1. Linear Regression Model

In [15]:
# Instantiate the linear regression model
lin_model = linear_model.LinearRegression()
# Fit the linear regression model
lin_model.fit(X_train, y_train)
y_pred_l = lin_model.predict(X_test)
In [16]:
#predict the price of a car:
predictedprice = lin_model.predict([[5, 2017, 0, 15000, 3, 150, 57, 1.5]])

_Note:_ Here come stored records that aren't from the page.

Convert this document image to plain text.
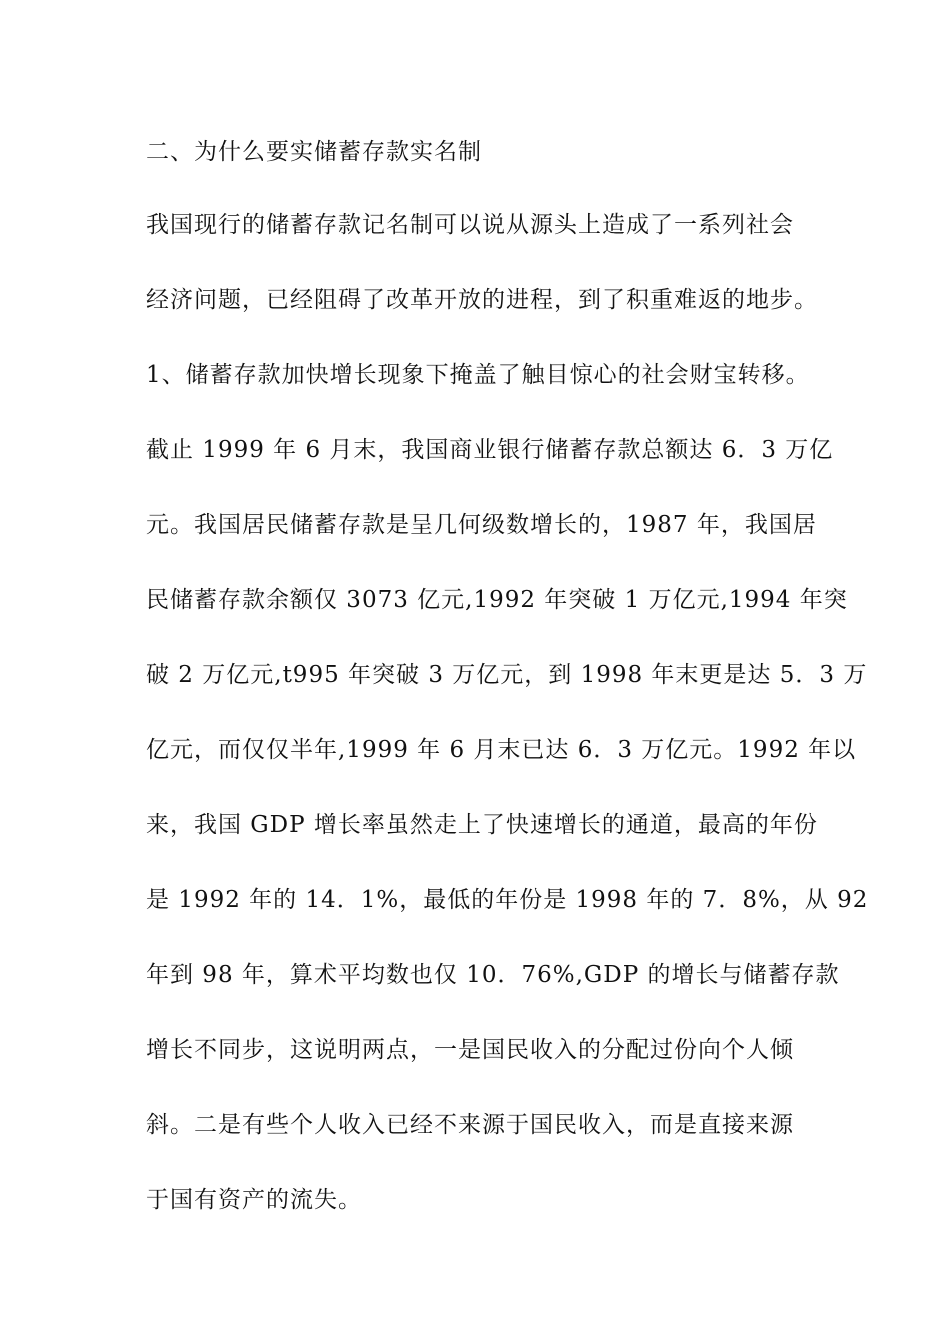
二、为什么要实储蓄存款实名制
我国现行的储蓄存款记名制可以说从源头上造成了一系列社会
经济问题，已经阻碍了改革开放的进程，到了积重难返的地步。
1、储蓄存款加快增长现象下掩盖了触目惊心的社会财宝转移。
截止 1999 年 6 月末，我国商业银行储蓄存款总额达 6．3 万亿
元。我国居民储蓄存款是呈几何级数增长的，1987 年，我国居
民储蓄存款余额仅 3073 亿元,1992 年突破 1 万亿元,1994 年突
破 2 万亿元,t995 年突破 3 万亿元，到 1998 年末更是达 5．3 万
亿元，而仅仅半年,1999 年 6 月末已达 6．3 万亿元。1992 年以
来，我国 GDP 增长率虽然走上了快速增长的通道，最高的年份
是 1992 年的 14．1%，最低的年份是 1998 年的 7．8%，从 92
年到 98 年，算术平均数也仅 10．76%,GDP 的增长与储蓄存款
增长不同步，这说明两点，一是国民收入的分配过份向个人倾
斜。二是有些个人收入已经不来源于国民收入，而是直接来源
于国有资产的流失。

print(predictedprice.round(2))
[13819.6]
/usr/local/lib/python3.10/dist-packages/sklearn/base.py:439: UserWarning: X does not have valid feature names, but LinearRegression was fitted with feature names
  warnings.warn(
In [17]:
# print the model equation
print("Intercept: ", lin_model.intercept_)
print("")
print("Coefficients:")
print(X.columns, lin_model.coef_)
Intercept:  -2497784.3508387324

Coefficients:
Index(['model', 'year', 'transmission', 'mileage', 'fuelType', 'tax', 'mpg',
       'engineSize'],
      dtype='object') [ 3.48568914e+01  1.24573650e+03 -2.83782602e+02 -5.61453680e-02
 -2.92344270e+02  9.33433551e-01 -1.05062528e+02  4.23127129e+03]

Evaluation

In [18]:
# Predicted vs. Actual Plot
plt.scatter(y_test, y_pred_l)
plt.xlabel("True Prices")
plt.ylabel("Predicted Prices")
plt.title('Predicted vs. Actual Prices Plot')
plt.savefig('Predicted vs. Actual Prices Plot-Linear.png')
In [19]:
# Residual Plot
residuals = y_test - y_pred_l
plt.scatter(y_pred_l, residuals)
plt.xlabel('Predicted Prices')
plt.ylabel('Residuals')
plt.title('Residual Plot')
plt.axhline(y=0, color='r', linestyle='--')
plt.savefig('Residual Plot-linear.png')
plt.show()
In [20]:
# Measure Score
print("Score for Linear Regression Model is:", lin_model.score(X_test, y_test).round(2))
Score for Linear Regression Model is: 0.71

Forest Regression Model

In [21]:
# Instantiate the RandomForestClassifier
forest_model = RandomForestRegressor(n_estimators=100)
# Fit the RandomForestClassifier
forest_model.fit(X_train,y_train)
# prediction on Test Data
y_pred_f = forest_model.predict(X_test)

Evaluation

In [22]:
# Predicted vs. Actual Plot
plt.scatter(y_test, y_pred_f)
plt.xlabel("True Prices")
plt.ylabel("Predicted Prices")
plt.title('Predicted vs. Actual Prices Plot')
plt.savefig('Predicted vs. Actual Prices Plot-Forest.png')
In [23]:
# Residual Plot
residuals = y_test - y_pred_f
plt.scatter(y_pred_f, residuals)
plt.xlabel('Predicted Prices')
plt.ylabel('Residuals')
plt.title('Residual Plot')
plt.axhline(y=0, color='r', linestyle='--')
plt.savefig('Residual Plot-Forest.png')
plt.show()
In [24]:
# Measure Score
print("Score for Forest Regression Model is:", forest_model.score(X_test, y_test).round(2))
Score for Forest Regression Model is: 0.93

Comparison and Conclusion

  • Linear Regression (R² = 0.71): Works but is less accurate due to limitations in capturing complex patterns.
  • Random Forest Regression (R² = 0.93): Performs significantly better due to its ability to handle non-linearity and interactions between variables.